What does it mean to fear God?

As I mentioned a few weeks ago, I've been reading a book by Ellen Davis called Getting Involved With God: Rediscovering the Old Testament. I'm really enjoying the book, as each chapter continues to provide great insight into certain stories and books from the Old Testament.

The latest chapter I read was on the book of Proverbs. She makes several good points about what wisdom is really all about (namely that wisdom is never abstracted from goodness and how we live our lives), but what stuck me the most is her thoughts on the fear of God. Proverbs says that the fear of Yahweh is the beginning of wisdom. Davis points out that Proverbs consistently "upholds fear as a healthy and necessary disposition toward God.
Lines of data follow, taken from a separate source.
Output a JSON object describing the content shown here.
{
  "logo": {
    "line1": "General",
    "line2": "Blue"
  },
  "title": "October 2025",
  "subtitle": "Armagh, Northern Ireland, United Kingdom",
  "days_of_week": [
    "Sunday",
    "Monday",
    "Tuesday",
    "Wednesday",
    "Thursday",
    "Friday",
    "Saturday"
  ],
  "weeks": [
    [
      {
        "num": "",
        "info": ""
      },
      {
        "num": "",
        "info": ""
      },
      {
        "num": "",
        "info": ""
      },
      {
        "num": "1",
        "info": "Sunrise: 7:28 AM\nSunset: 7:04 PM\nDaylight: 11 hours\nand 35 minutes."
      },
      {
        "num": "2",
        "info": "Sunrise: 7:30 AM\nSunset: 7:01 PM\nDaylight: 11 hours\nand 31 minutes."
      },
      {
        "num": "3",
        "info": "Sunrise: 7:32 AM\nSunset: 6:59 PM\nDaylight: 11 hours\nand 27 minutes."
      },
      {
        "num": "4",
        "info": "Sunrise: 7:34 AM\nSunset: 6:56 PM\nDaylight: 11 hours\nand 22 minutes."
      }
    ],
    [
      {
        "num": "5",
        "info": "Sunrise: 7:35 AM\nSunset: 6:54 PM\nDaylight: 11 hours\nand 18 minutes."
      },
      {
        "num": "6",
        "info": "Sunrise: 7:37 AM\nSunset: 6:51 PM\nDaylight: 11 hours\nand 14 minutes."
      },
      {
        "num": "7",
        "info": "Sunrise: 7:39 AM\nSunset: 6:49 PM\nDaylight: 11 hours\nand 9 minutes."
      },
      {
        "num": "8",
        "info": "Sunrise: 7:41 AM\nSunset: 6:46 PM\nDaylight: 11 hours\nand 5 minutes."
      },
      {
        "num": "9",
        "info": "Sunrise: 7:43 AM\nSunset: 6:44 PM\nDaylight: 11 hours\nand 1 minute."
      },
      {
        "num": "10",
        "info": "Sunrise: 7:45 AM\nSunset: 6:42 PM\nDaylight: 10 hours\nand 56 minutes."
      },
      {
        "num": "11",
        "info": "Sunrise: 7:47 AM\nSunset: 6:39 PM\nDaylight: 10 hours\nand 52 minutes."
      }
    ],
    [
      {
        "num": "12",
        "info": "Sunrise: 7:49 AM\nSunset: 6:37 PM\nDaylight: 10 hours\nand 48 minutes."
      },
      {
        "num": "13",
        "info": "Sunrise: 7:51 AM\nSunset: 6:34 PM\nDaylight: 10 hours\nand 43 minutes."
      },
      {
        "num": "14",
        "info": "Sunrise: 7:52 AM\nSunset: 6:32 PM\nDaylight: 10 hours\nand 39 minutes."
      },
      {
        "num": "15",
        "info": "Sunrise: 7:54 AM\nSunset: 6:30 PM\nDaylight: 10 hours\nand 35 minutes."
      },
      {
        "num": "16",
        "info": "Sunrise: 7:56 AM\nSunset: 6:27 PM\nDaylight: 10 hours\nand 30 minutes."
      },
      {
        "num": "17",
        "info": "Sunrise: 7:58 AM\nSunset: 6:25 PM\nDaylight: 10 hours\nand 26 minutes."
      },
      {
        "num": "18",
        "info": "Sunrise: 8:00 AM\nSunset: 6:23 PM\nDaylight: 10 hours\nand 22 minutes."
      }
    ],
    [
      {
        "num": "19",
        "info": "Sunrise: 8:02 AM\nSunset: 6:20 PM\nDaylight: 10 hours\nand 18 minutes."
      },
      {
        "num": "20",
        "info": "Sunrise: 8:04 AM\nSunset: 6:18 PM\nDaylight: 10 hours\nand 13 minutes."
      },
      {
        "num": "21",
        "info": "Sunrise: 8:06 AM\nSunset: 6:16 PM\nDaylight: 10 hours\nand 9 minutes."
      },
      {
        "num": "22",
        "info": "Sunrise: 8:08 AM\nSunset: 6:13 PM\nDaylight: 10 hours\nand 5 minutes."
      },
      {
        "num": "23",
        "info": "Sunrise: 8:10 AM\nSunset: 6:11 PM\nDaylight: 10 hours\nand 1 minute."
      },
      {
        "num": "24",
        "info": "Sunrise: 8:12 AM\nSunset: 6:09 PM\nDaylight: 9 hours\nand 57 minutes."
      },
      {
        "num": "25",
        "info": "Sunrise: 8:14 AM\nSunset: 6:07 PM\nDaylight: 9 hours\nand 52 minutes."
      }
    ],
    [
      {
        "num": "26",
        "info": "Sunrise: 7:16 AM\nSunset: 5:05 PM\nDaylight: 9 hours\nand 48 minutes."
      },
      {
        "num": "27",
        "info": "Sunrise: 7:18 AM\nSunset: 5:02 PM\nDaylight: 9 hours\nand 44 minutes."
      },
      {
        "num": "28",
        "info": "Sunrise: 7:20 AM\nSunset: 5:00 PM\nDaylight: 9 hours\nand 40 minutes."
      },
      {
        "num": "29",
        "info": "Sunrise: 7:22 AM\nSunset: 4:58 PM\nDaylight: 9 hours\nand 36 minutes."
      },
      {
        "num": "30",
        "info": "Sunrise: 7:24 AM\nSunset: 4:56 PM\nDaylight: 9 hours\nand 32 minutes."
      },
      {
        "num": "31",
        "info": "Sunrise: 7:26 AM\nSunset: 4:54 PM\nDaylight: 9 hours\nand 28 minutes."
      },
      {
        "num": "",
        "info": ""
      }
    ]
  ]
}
That in itself is to modern readers one of the most offensive things in the Old Testament." So why are we usually so offended by this? What does it mean to fear God?

She says that fear is something we feel in our gut when we come upon the power of God. She continues,
From a biblical perpective, there is nothing neurotic about fearing God. The neurotic thing is not to be afraid, or to be afraid of the wrong thing. That is why God chooses to be known to us, so that we may stop being afraid of the wrong thing. When God is fully revealed to us and we 'get it,' then we will experience the conversion of our fear.
I really like the way she explains this. I am often afraid of the wrong things, mainly being afraid of what people think of me. I desire a healthy fear of God that makes silly fears like that disappear.

I love the way she ends the chapter:
The time comes in every life--and more than once--when we are personally confronted with the power that spread out the heavens like a sequined veil, that formed us out of dust and blew breath into our lungs, that led Israel through the Red Sea on dry land and left Pharaoh's whole army floating behind. If we can experience that power close up and not be gripped in out guts by the disparity between God and ourselves, then we are in a profound state of spiritual slumber, if not acute mental illness. 'Fear of the LORD' is the deeply sane recognition that we are not God.